Every once in awhile, you’ll watch a horror movie that’s so strange, so bizarre that you not only don’t know what you’ve just watched, but you have no idea how to actually classify it. This happened to me with The Pit, which is sort of a horror movie, I guess? It’s may also be part social commentary and comedy.
The Pit isn’t part of my backlog, but I felt that I needed to write about it.
What is The Pit about?
The movie stars Sammy Snyders who plays 12-year-old named Jamie Benjamin, a social outcast. The boy is bullied by his classmates, older kids, and adults as well, due to being an oddball of sorts. Jamie’s only friend is a teddy bear named Teddy, who speaks to him when they’re alone, albeit in the boy’s voice.
When Jamie’s parents leave for a business trip, they hire a live-in babysitter, Sandy O’Reilly (Jeannie Elias) to look after him. He soon develops an unhealthy infatuation with her, asking the woman to rub his back while bathing and going as so far as to watch her sleep.
Besides Teddy, Jamie has another secret that no one else knows about. He appears to be the only person to know about a pit deep in the forest that is filled with monsters, or “Tra-la-logs” as he calls them. Jamie keeps visiting the pit, talking to the strange creatures as they stare back at him through the darkness with yellow eyes. After a few experiments with different foods, he finds out that the Tra-la-logs eat meat. Raw meat, of course.
One by one, Jamie lures the people who have tortured him to the pit. As they look over the gaping hole at the creatures below, he pushes them in to feed the monsters. Each time the act delights him, regardless of the age or sex of the victim.
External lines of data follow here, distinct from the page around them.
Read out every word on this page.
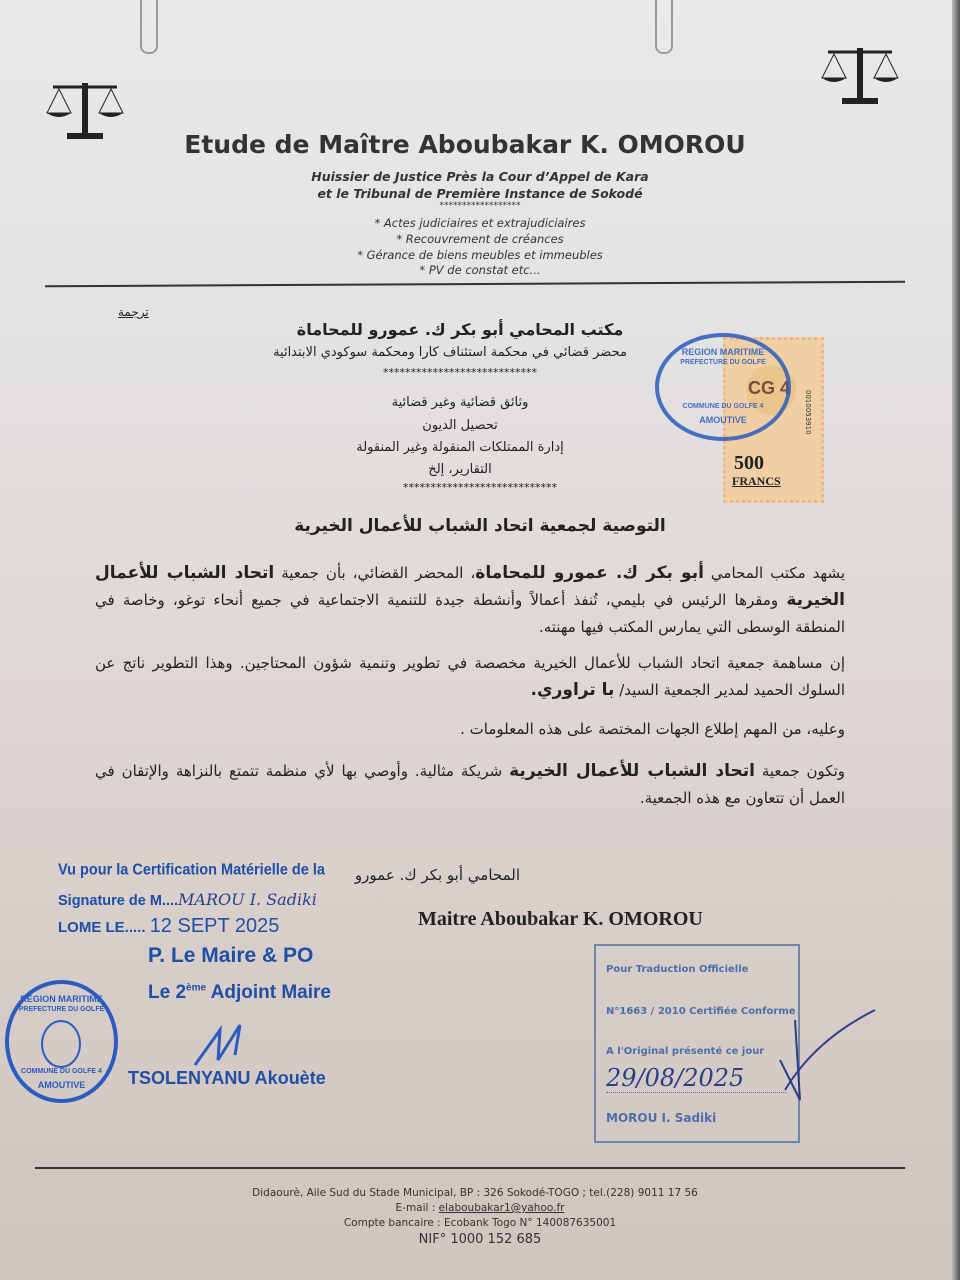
Etude de Maître Aboubakar K. OMOROU
Huissier de Justice Près la Cour d’Appel de Kara
et le Tribunal de Première Instance de Sokodé
******************
* Actes judiciaires et extrajudiciaires
* Recouvrement de créances
* Gérance de biens meubles et immeubles
* PV de constat etc...
ترجمة
مكتب المحامي أبو بكر ك. عمورو للمحاماة
محضر قضائي في محكمة استئناف كارا ومحكمة سوكودي الابتدائية
****************************
وثائق قضائية وغير قضائية
تحصيل الديون
إدارة الممتلكات المنقولة وغير المنقولة
التقارير، إلخ
****************************
CG 4
0010053910
500
FRANCS
REGION MARITIME
PREFECTURE DU GOLFE
COMMUNE DU GOLFE 4
AMOUTIVE
التوصية لجمعية اتحاد الشباب للأعمال الخيرية
يشهد مكتب المحامي أبو بكر ك. عمورو للمحاماة، المحضر القضائي، بأن جمعية اتحاد الشباب للأعمال الخيرية ومقرها الرئيس في بليمي، تُنفذ أعمالاً وأنشطة جيدة للتنمية الاجتماعية في جميع أنحاء توغو، وخاصة في المنطقة الوسطى التي يمارس المكتب فيها مهنته.
إن مساهمة جمعية اتحاد الشباب للأعمال الخيرية مخصصة في تطوير وتنمية شؤون المحتاجين. وهذا التطوير ناتج عن السلوك الحميد لمدير الجمعية السيد/ با تراوري.
وعليه، من المهم إطلاع الجهات المختصة على هذه المعلومات .
وتكون جمعية اتحاد الشباب للأعمال الخيرية شريكة مثالية. وأوصي بها لأي منظمة تتمتع بالنزاهة والإتقان في العمل أن تتعاون مع هذه الجمعية.
المحامي أبو بكر ك. عمورو
Maitre Aboubakar K. OMOROU
Vu pour la Certification Matérielle de la
Signature de M....MAROU I. Sadiki
LOME LE..... 12 SEPT 2025
P. Le Maire & PO
Le 2ème Adjoint Maire
TSOLENYANU Akouète
REGION MARITIME
PREFECTURE DU GOLFE
COMMUNE DU GOLFE 4
AMOUTIVE
Pour Traduction Officielle
N°1663 / 2010 Certifiée Conforme
A l'Original présenté ce jour
29/08/2025
MOROU I. Sadiki
Didaourè, Aile Sud du Stade Municipal, BP : 326 Sokodé-TOGO ; tel.(228) 9011 17 56
E-mail : elaboubakar1@yahoo.fr
Compte bancaire : Ecobank Togo N° 140087635001
NIF° 1000 152 685
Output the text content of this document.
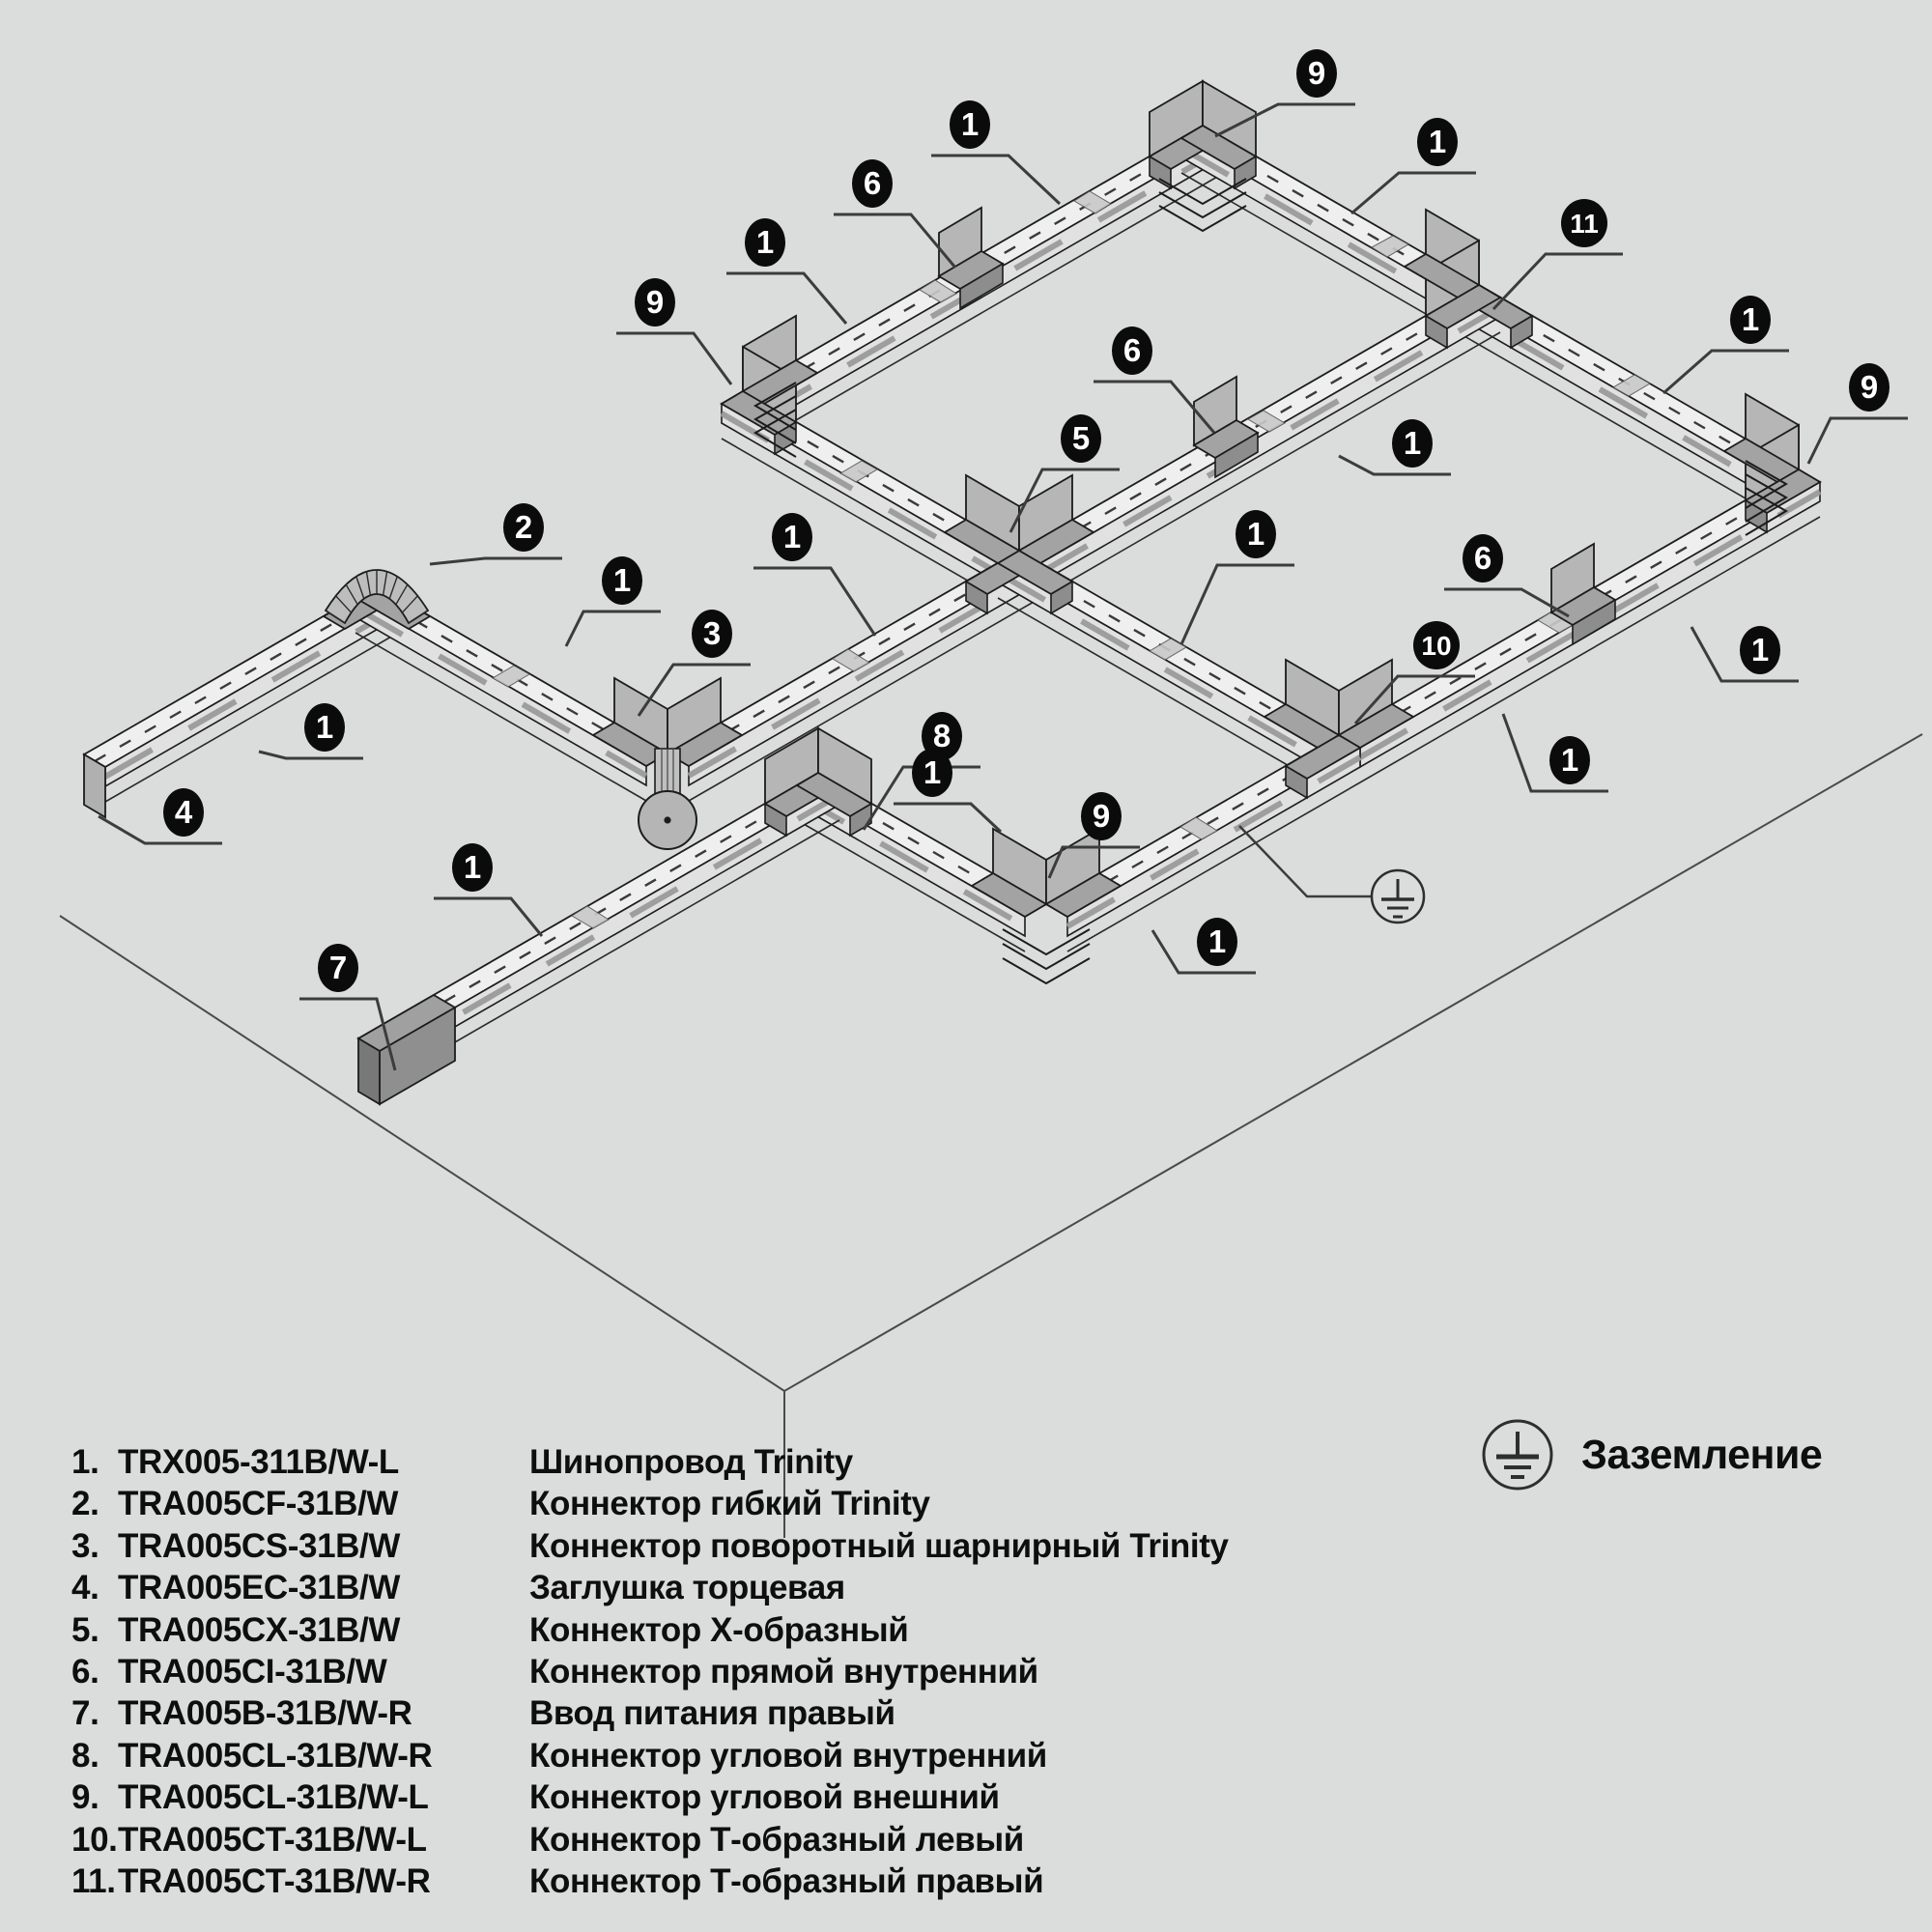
9
1
6
1
9
1
11
1
9
1
5
6
1
1
6
10	1
1
1
8
9
1
7
2
1
3
1
4
1
1. TRX005-311B/W-L	Шинопровод Trinity
2. TRA005CF-31B/W	Коннектор гибкий Trinity
3. TRA005CS-31B/W	Коннектор поворотный шарнирный Trinity
4. TRA005EC-31B/W	Заглушка торцевая
5. TRA005CX-31B/W	Коннектор Х-образный
6. TRA005CI-31B/W	Коннектор прямой внутренний
7. TRA005B-31B/W-R	Ввод питания правый
8. TRA005CL-31B/W-R	Коннектор угловой внутренний
9. TRA005CL-31B/W-L	Коннектор угловой внешний
10. TRA005CT-31B/W-L	Коннектор Т-образный левый
11. TRA005CT-31B/W-R	Коннектор Т-образный правый
Заземление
Apart from his murderous actions, Jamie also embarrasses the local librarian, forcing her to stand naked at a window while he lies about holding her niece hostage.
Is The Pit a horror movie?
The Pit is a strange movie, the kind that could have only been created during the 80’s. At first glance, it appears to be a full-blown horror film with gory deaths, dark scenes, blood, and monsters hiding in the shadows. But calling it a horror isn’t exactly true.
The movie contains a ‘troubled child’ story that centres around Jamie. He’s a kid that while bullied, enacts his own deranged feelings on others. This is primarily conveyed with his obsession with the live-in babysitter, such as the things he says and does to her. To him, there’s an almost love relationship between them, which makes him possessive.
Apart from the above elements, the movie is also sprinkled with scenes of comedy and over the top acting that feels more awkward than anything else. As a whole, The Pit is jarring and truly bizarre, but at the same time, it’s captivating. To use an old cliche, it’s like a car crash that you can’t look away from.
According to the original screenwriter, Ian A. Stuart, the movie turned out quite differently to what he had written. Director Lew Lehman changed up some of the aspects, making Jamie older and the creatures real. The novelisation of the film, entitled Teddy and written by John Gault, is closer to Stuart’s original idea, though apparently misses the mark in several places.
Do I recommend The Pit?
That’s a bit of a difficult question to answer. While I found the movie fascinating to watch, almost mesmerising with its B-grade acting and the strange string of events, I did quite enjoy it. If you’re a fan of films like Castle Freak and obscure horrors, then you should give The Pit a watch. If not, or if you’re only into mainstream horror, then the movie is probably not for you.
The Pit isn’t available on Google Play Movies to rent, but you should be able to find it on DVD, Blu-ray, and YouTube as well.